Мафр с легкой усмешкой покачал головой.
— Не беспокойтесь, господин кюре, — эти негодяи второй раз не посмеют… Вот уже три дня, как они сидят в своей комнате под замком, на хлебе и воде. Знаете ли, когда я узнал об этой истории, то, будь у меня в руках палка, я бы обломал ее об их спины.
Аббат посмотрел на него и вспомнил слова Муре о том, что этот человек своей жестокостью и скупостью вогнал жену в гроб.
— Нет, нет, — сказал он, остановив его движением руки, — с молодыми людьми надо обращаться иначе. Вашему старшему сыну, Амбруазу, уже лет двадцать, а младшему скоро будет восемнадцать, не правда ли? Согласитесь, что они уже не маленькие мальчики; надо разрешить им кое-какие развлечения…
Мировой судья онемел от изумления.
— Так, значит, вы позволили бы им курить, шататься по кафе? — проговорил он.

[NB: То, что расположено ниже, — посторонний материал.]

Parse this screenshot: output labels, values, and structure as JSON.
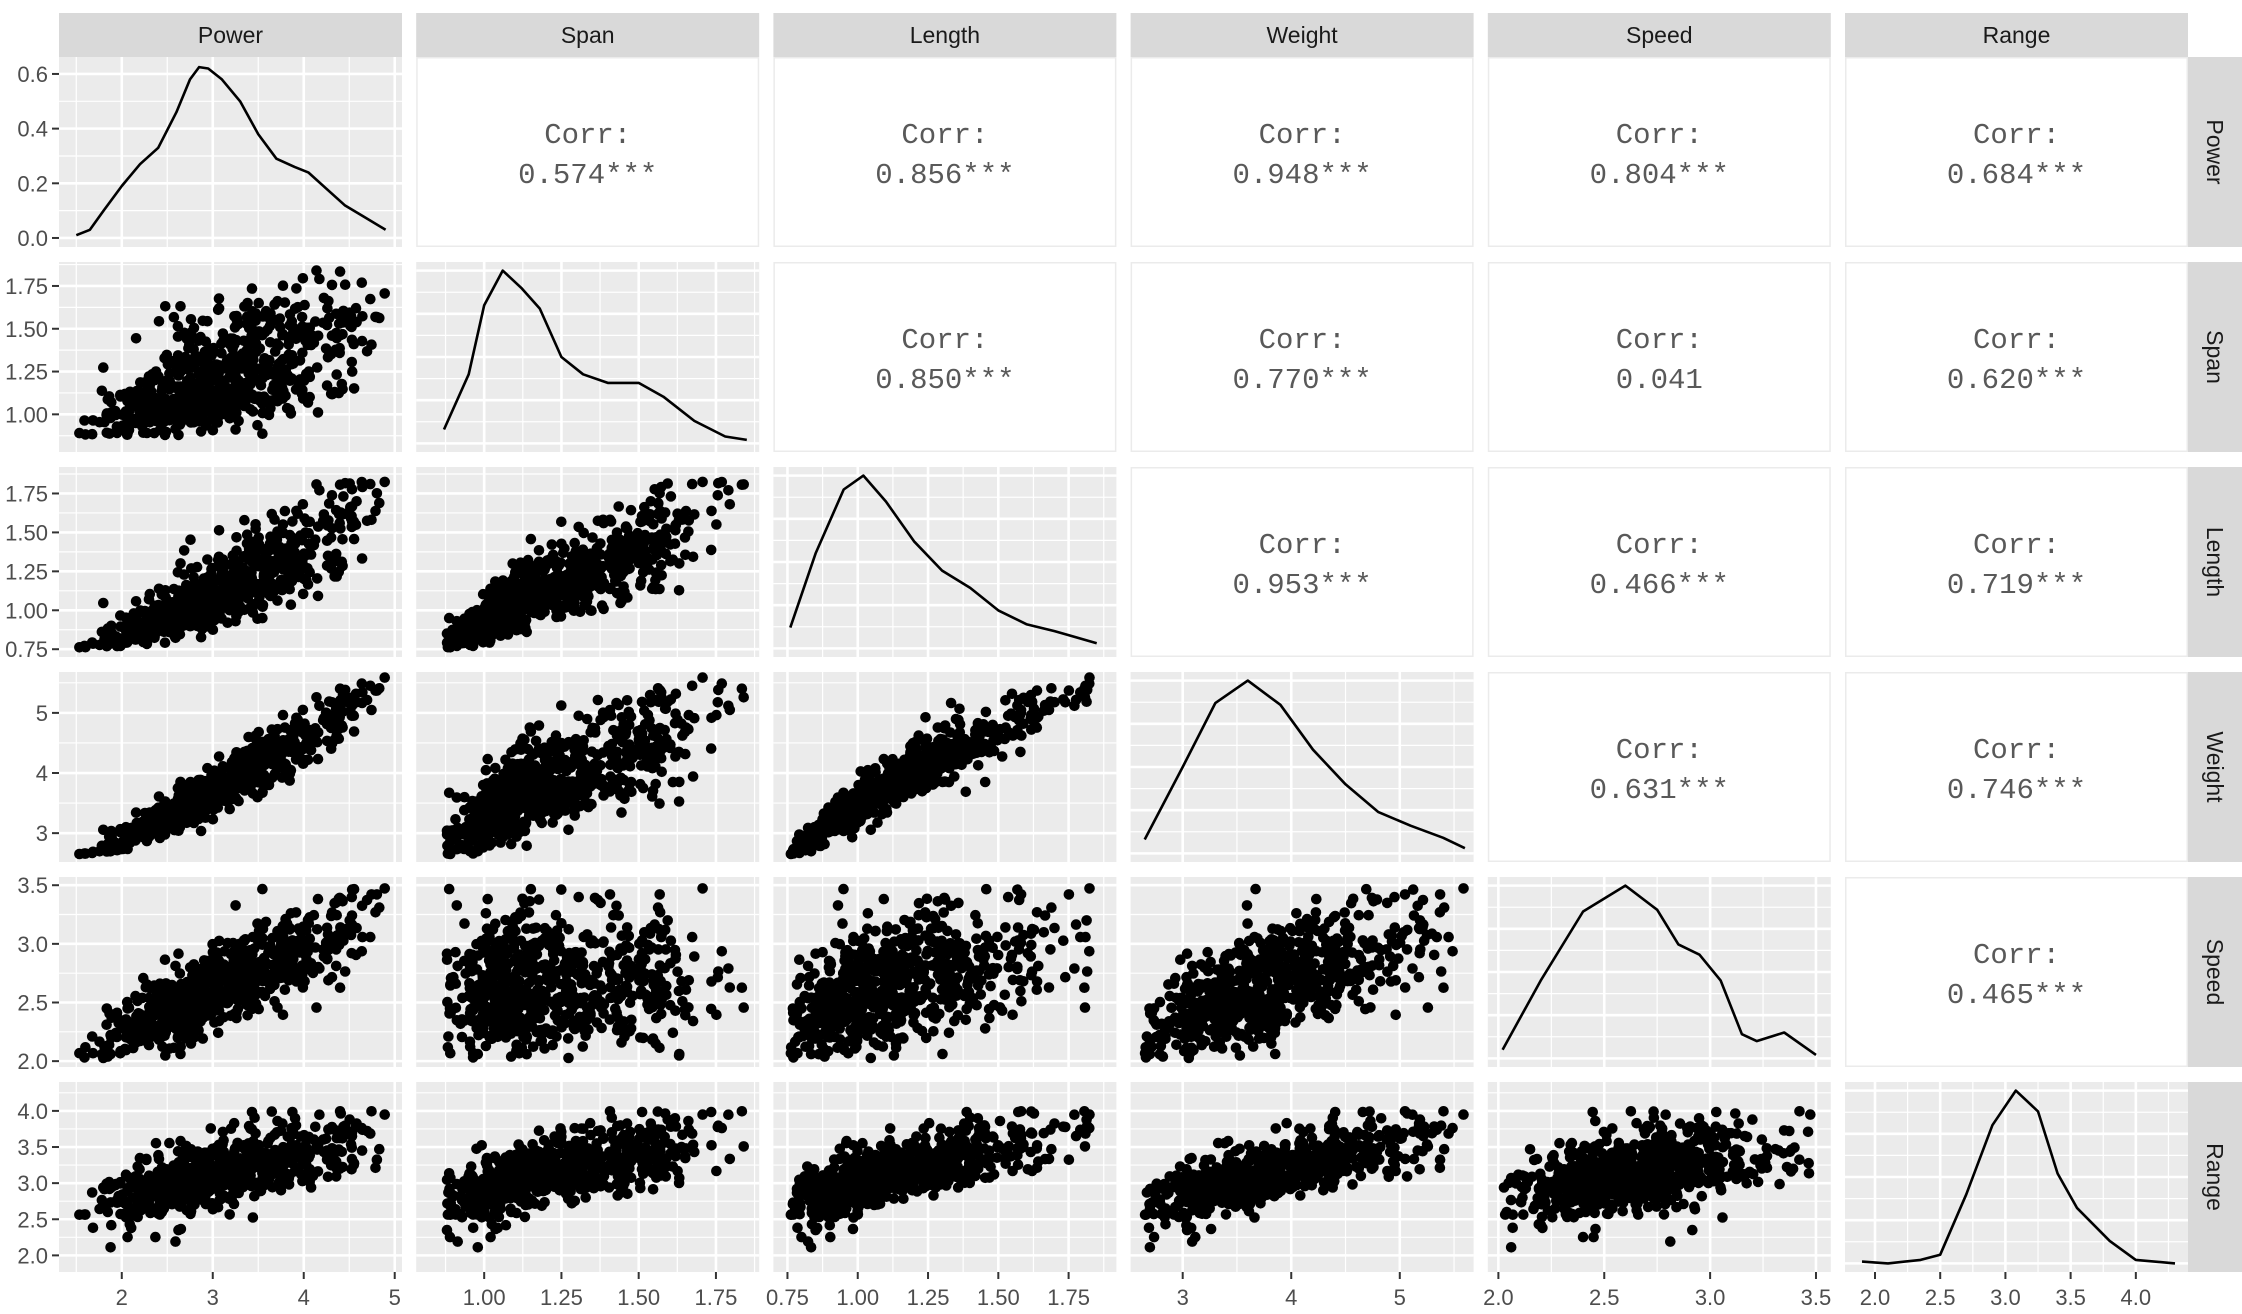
{
  "chart_data": {
    "type": "scatter",
    "layout": "pairs-matrix",
    "grid": true,
    "colors": {
      "panel_background": "#ebebeb",
      "grid": "#ffffff",
      "strip": "#d9d9d9",
      "points": "#000000",
      "line": "#000000",
      "corr_text": "#595959"
    },
    "corr_title": "Corr:",
    "variables": [
      {
        "name": "Power",
        "limits": [
          1.31,
          5.08
        ],
        "ticks": [
          2,
          3,
          4,
          5
        ],
        "tick_labels": [
          "2",
          "3",
          "4",
          "5"
        ],
        "density": [
          [
            1.5,
            0.01
          ],
          [
            1.65,
            0.03
          ],
          [
            1.8,
            0.1
          ],
          [
            2.0,
            0.19
          ],
          [
            2.2,
            0.27
          ],
          [
            2.4,
            0.33
          ],
          [
            2.6,
            0.46
          ],
          [
            2.75,
            0.58
          ],
          [
            2.85,
            0.625
          ],
          [
            2.95,
            0.62
          ],
          [
            3.1,
            0.58
          ],
          [
            3.3,
            0.5
          ],
          [
            3.5,
            0.38
          ],
          [
            3.7,
            0.29
          ],
          [
            3.9,
            0.26
          ],
          [
            4.05,
            0.24
          ],
          [
            4.25,
            0.18
          ],
          [
            4.45,
            0.12
          ],
          [
            4.65,
            0.08
          ],
          [
            4.9,
            0.03
          ]
        ]
      },
      {
        "name": "Span",
        "limits": [
          0.78,
          1.89
        ],
        "ticks": [
          1.0,
          1.25,
          1.5,
          1.75
        ],
        "tick_labels": [
          "1.00",
          "1.25",
          "1.50",
          "1.75"
        ],
        "density": [
          [
            0.87,
            0.08
          ],
          [
            0.95,
            0.4
          ],
          [
            1.0,
            0.8
          ],
          [
            1.06,
            1.0
          ],
          [
            1.12,
            0.9
          ],
          [
            1.18,
            0.78
          ],
          [
            1.25,
            0.5
          ],
          [
            1.32,
            0.4
          ],
          [
            1.4,
            0.35
          ],
          [
            1.5,
            0.35
          ],
          [
            1.58,
            0.27
          ],
          [
            1.68,
            0.13
          ],
          [
            1.78,
            0.04
          ],
          [
            1.85,
            0.02
          ]
        ]
      },
      {
        "name": "Length",
        "limits": [
          0.7,
          1.92
        ],
        "ticks": [
          0.75,
          1.0,
          1.25,
          1.5,
          1.75
        ],
        "tick_labels": [
          "0.75",
          "1.00",
          "1.25",
          "1.50",
          "1.75"
        ],
        "density": [
          [
            0.76,
            0.12
          ],
          [
            0.85,
            0.55
          ],
          [
            0.95,
            0.92
          ],
          [
            1.02,
            1.0
          ],
          [
            1.1,
            0.85
          ],
          [
            1.2,
            0.62
          ],
          [
            1.3,
            0.45
          ],
          [
            1.4,
            0.35
          ],
          [
            1.5,
            0.22
          ],
          [
            1.6,
            0.14
          ],
          [
            1.7,
            0.1
          ],
          [
            1.85,
            0.03
          ]
        ]
      },
      {
        "name": "Weight",
        "limits": [
          2.52,
          5.68
        ],
        "ticks": [
          3,
          4,
          5
        ],
        "tick_labels": [
          "3",
          "4",
          "5"
        ],
        "density": [
          [
            2.65,
            0.08
          ],
          [
            3.0,
            0.5
          ],
          [
            3.3,
            0.87
          ],
          [
            3.6,
            1.0
          ],
          [
            3.9,
            0.86
          ],
          [
            4.2,
            0.6
          ],
          [
            4.5,
            0.4
          ],
          [
            4.8,
            0.24
          ],
          [
            5.1,
            0.16
          ],
          [
            5.4,
            0.09
          ],
          [
            5.6,
            0.03
          ]
        ]
      },
      {
        "name": "Speed",
        "limits": [
          1.95,
          3.57
        ],
        "ticks": [
          2.0,
          2.5,
          3.0,
          3.5
        ],
        "tick_labels": [
          "2.0",
          "2.5",
          "3.0",
          "3.5"
        ],
        "density": [
          [
            2.02,
            0.05
          ],
          [
            2.2,
            0.45
          ],
          [
            2.4,
            0.85
          ],
          [
            2.6,
            1.0
          ],
          [
            2.75,
            0.86
          ],
          [
            2.85,
            0.66
          ],
          [
            2.95,
            0.6
          ],
          [
            3.05,
            0.45
          ],
          [
            3.15,
            0.14
          ],
          [
            3.22,
            0.1
          ],
          [
            3.35,
            0.15
          ],
          [
            3.5,
            0.02
          ]
        ]
      },
      {
        "name": "Range",
        "limits": [
          1.77,
          4.4
        ],
        "ticks": [
          2.0,
          2.5,
          3.0,
          3.5,
          4.0
        ],
        "tick_labels": [
          "2.0",
          "2.5",
          "3.0",
          "3.5",
          "4.0"
        ],
        "density": [
          [
            1.9,
            0.01
          ],
          [
            2.1,
            0.0
          ],
          [
            2.35,
            0.02
          ],
          [
            2.5,
            0.05
          ],
          [
            2.7,
            0.4
          ],
          [
            2.9,
            0.8
          ],
          [
            3.08,
            1.0
          ],
          [
            3.25,
            0.88
          ],
          [
            3.4,
            0.52
          ],
          [
            3.55,
            0.32
          ],
          [
            3.8,
            0.13
          ],
          [
            4.0,
            0.02
          ],
          [
            4.3,
            0.0
          ]
        ]
      }
    ],
    "density_axis": {
      "variable": "Power",
      "limits": [
        -0.033,
        0.662
      ],
      "ticks": [
        0.0,
        0.2,
        0.4,
        0.6
      ],
      "tick_labels": [
        "0.0",
        "0.2",
        "0.4",
        "0.6"
      ]
    },
    "correlations": [
      {
        "x": "Span",
        "y": "Power",
        "r": 0.574,
        "label": "0.574***"
      },
      {
        "x": "Length",
        "y": "Power",
        "r": 0.856,
        "label": "0.856***"
      },
      {
        "x": "Weight",
        "y": "Power",
        "r": 0.948,
        "label": "0.948***"
      },
      {
        "x": "Speed",
        "y": "Power",
        "r": 0.804,
        "label": "0.804***"
      },
      {
        "x": "Range",
        "y": "Power",
        "r": 0.684,
        "label": "0.684***"
      },
      {
        "x": "Length",
        "y": "Span",
        "r": 0.85,
        "label": "0.850***"
      },
      {
        "x": "Weight",
        "y": "Span",
        "r": 0.77,
        "label": "0.770***"
      },
      {
        "x": "Speed",
        "y": "Span",
        "r": 0.041,
        "label": "0.041"
      },
      {
        "x": "Range",
        "y": "Span",
        "r": 0.62,
        "label": "0.620***"
      },
      {
        "x": "Weight",
        "y": "Length",
        "r": 0.953,
        "label": "0.953***"
      },
      {
        "x": "Speed",
        "y": "Length",
        "r": 0.466,
        "label": "0.466***"
      },
      {
        "x": "Range",
        "y": "Length",
        "r": 0.719,
        "label": "0.719***"
      },
      {
        "x": "Speed",
        "y": "Weight",
        "r": 0.631,
        "label": "0.631***"
      },
      {
        "x": "Range",
        "y": "Weight",
        "r": 0.746,
        "label": "0.746***"
      },
      {
        "x": "Range",
        "y": "Speed",
        "r": 0.465,
        "label": "0.465***"
      }
    ]
  }
}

— Несомненно, — с улыбкой ответил священник. — Повторяю вам, молодые люди должны иметь возможность собираться вместе, чтобы поболтать, покурить, сыграть партию на биллиарде или в шахматы… Если им запретить все, то они сами себе все разрешат… Только заметьте: я не позволил бы им бывать во всяких кафе. Я бы хотел, чтобы для них было создано особое учреждение, клуб, вроде тех, какие я видел в некоторых других городах.
И он стал развивать свой план. Мафр постепенно начинал понимать; он одобрительно кивал головой и приговаривал:
— Превосходно, превосходно… Это будет совсем подстать Приюту пресвятой девы. Ах, господин кюре, надо приложить все силы, чтобы исполнился этот прекрасный замысел.